Ankara - Ziraat Bankası Genel Müdürü Can Akın Çağlar, "Kredilerin geri çağrılması diye bir uygulama, dönüp kendimizi arkadan vurmak anlamına gelecek bir uygulamadır" dedi.
Ankara Sanayi Odası'nın (ASO) gündem toplantısına konuk olan Çağlar, yaşanmakta olan süreçte yerli ve yabancı banka ayrımına gidilmemesi gerektiğine dikkati çekerek,özellikle bankalar hakkında spekülasyona varacak şeyler söylememek gerektiğini bildirdi.
"Bir banka hakkında çıkan dedikodu dönüyor sizin maliyetinizi artırıyor" diyen Çağlar, şunları kaydetti:
"Nasıl artırıyor. Bir banka hakkında çıkan dedikodu. O bankadan likiditenin çekilmesi, mevduatların çekilmesine, diyelim ki daha büyük bankalara gelmesine vesile oluyor.
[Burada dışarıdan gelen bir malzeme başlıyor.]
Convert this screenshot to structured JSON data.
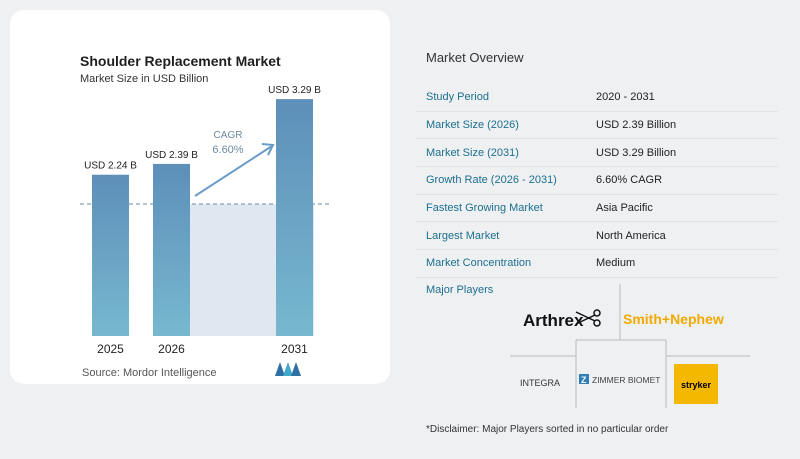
{
  "chart_data": {
    "type": "bar",
    "title": "Shoulder Replacement Market",
    "subtitle": "Market Size in USD Billion",
    "categories": [
      "2025",
      "2026",
      "2031"
    ],
    "values": [
      2.24,
      2.39,
      3.29
    ],
    "value_labels": [
      "USD 2.24 B",
      "USD 2.39 B",
      "USD 3.29 B"
    ],
    "ylim": [
      0,
      3.5
    ],
    "cagr_label": "CAGR",
    "cagr_value": "6.60%",
    "bar_colors": [
      "#5a8fb8",
      "#5a8fb8",
      "#5e9ec7"
    ]
  },
  "source": "Source:  Mordor Intelligence",
  "overview": {
    "title": "Market Overview",
    "rows": [
      {
        "key": "Study Period",
        "value": "2020 - 2031"
      },
      {
        "key": "Market Size (2026)",
        "value": "USD 2.39 Billion"
      },
      {
        "key": "Market Size (2031)",
        "value": "USD 3.29 Billion"
      },
      {
        "key": "Growth Rate (2026 - 2031)",
        "value": "6.60% CAGR"
      },
      {
        "key": "Fastest Growing Market",
        "value": "Asia Pacific"
      },
      {
        "key": "Largest Market",
        "value": "North America"
      },
      {
        "key": "Market Concentration",
        "value": "Medium"
      }
    ],
    "players_label": "Major Players",
    "players": [
      "Arthrex",
      "Smith+Nephew",
      "INTEGRA",
      "ZIMMER BIOMET",
      "stryker"
    ],
    "disclaimer": "*Disclaimer: Major Players sorted in no particular order"
  }
}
Bu sefer o küçük banka ayakta kalabilmek için mevduat sahibine daha yüksek faizler öneriyor. Olumsuzluk dönüp bir müddet sonra hepimizi etkileyebiliyor. Onun için bu süreç içinde bütün bankalarımız eşittir. BDDK'mız son derece yakından olayı takip ediyor. Bankaların likiditesi bu süreç içinde Merkez Bankası tarafından destekleniyor. BDDK tarafından yakından gözleniyor. Mümkün olduğu kadar bu süre içinde o bankalarımız hakkında (O banka iyidir, bu banka iyidir söyleminde olmamak lazım."
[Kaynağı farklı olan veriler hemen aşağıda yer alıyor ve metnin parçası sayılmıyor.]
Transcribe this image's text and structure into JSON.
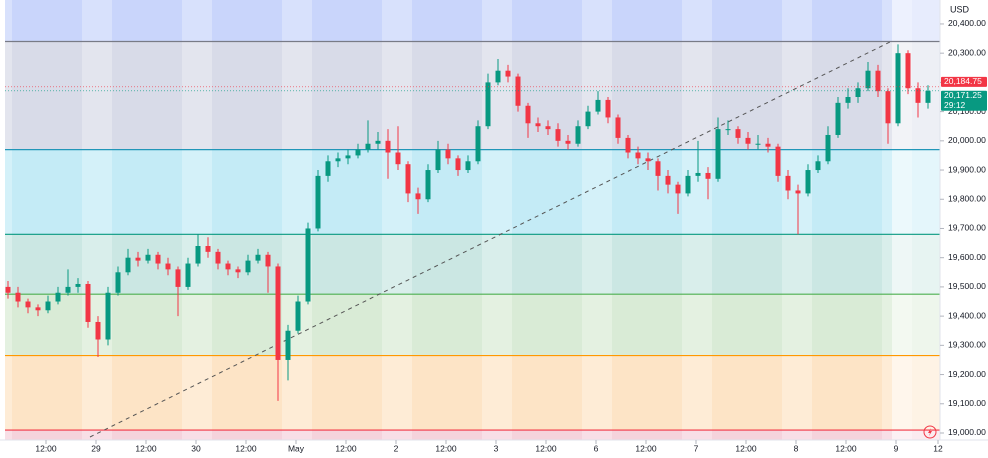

Sanayicilere, bilançoları bozulmadan, daha önce çalışmadıkları bankalarla ilişkiye geçmelerini ve yeni kredi hatları oluşturarak ön önlemler almalarını da öneren Çağlar, daha sonraki süreçte şirketleri hakkındaki gelişmeleri çalıştıkları bankayla paylaşmalarının bankalarla yaşanan sorunların çözümünde en doğru yöntem olacağını kaydetti.
Çağlar, "Bir likidite daralması yaşıyoruz. Bu likitide daralmasının olduğu bir ortamda mutlak suretle kredilerin vadelerinde maliyetlerinde bir geri çağırma daralma söz konusu olacaktır" diye konuştu.
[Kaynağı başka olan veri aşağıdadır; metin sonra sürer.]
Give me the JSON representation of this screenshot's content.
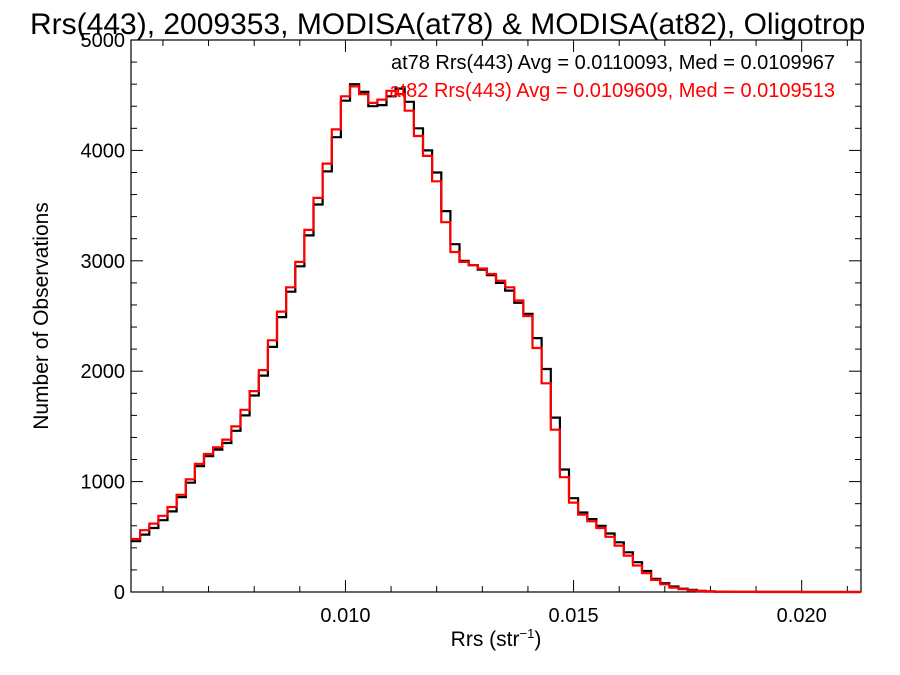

"(2009 kayıp yıl mı?) İnşallah olmaması için hep birlikte elele verip birlikte çalışacağız" diyen Çağlar, "Bunun 3 tane ayağı var. Bir taraf reel sektör, bir taraf hükümet ayağı, biz bankacılar da ortada duruyoruz. Her üç taraf karşılıklı elbirliği içinde doğru çözümler üretebilirsek 2009'u bir hasarla atlatırız, ama hani 2001'deki kadar kötü sonuçlara inşallah ulaşmayız. Onun için temennimiz 2009'un 2010'un iyi olması" dedi.
Bankaların kredileri geri çağırmasının kendi ayağına kurşun sıkma anlamına gelip gelmeyeceğine ilişkin bir soru üzerine de Çağlar, 355 milyar YTL'lik kullandırılan toplam kredi bulunduğunu, bunun 115 milyar YTL'sinin bireysel kredilerden oluştuğunu kaydetti.
Çağlar, sözlerini şöyle sürdürdü:
"Öbür 240 milyar YTL de ticari kredi dediğimiz büyük krediler. Dolayısıyla kredilerin geri çağrılması diye bir uygulama dönüp kendimizi arkadan vurmak anlamına gelecek bir uygulamadır. Ki bu 115 milyar YTL'nin dağılımında bütün bankalar benzer riskleri taşıyorlar. Bir taraftan krediyi geri çağırıp öbür taraftan vermiş olduğu bireysel kredilerden zarar yazacak bir anlayışı hepimizin görmesi gerekiyor. O yüzden şu ortamda kredilerin geri çağrılmasını gerektirecek bir likitide problemimiz yok. Münferiden firmalarla ilgili olumsuz istihbarat ortaya çıkması, firmanın gidişatında bir kötülük sezilmesi gibi birtakım olaylar mutlaka olabilmiştir. O firmaların üzerine gidilmiş olabilir."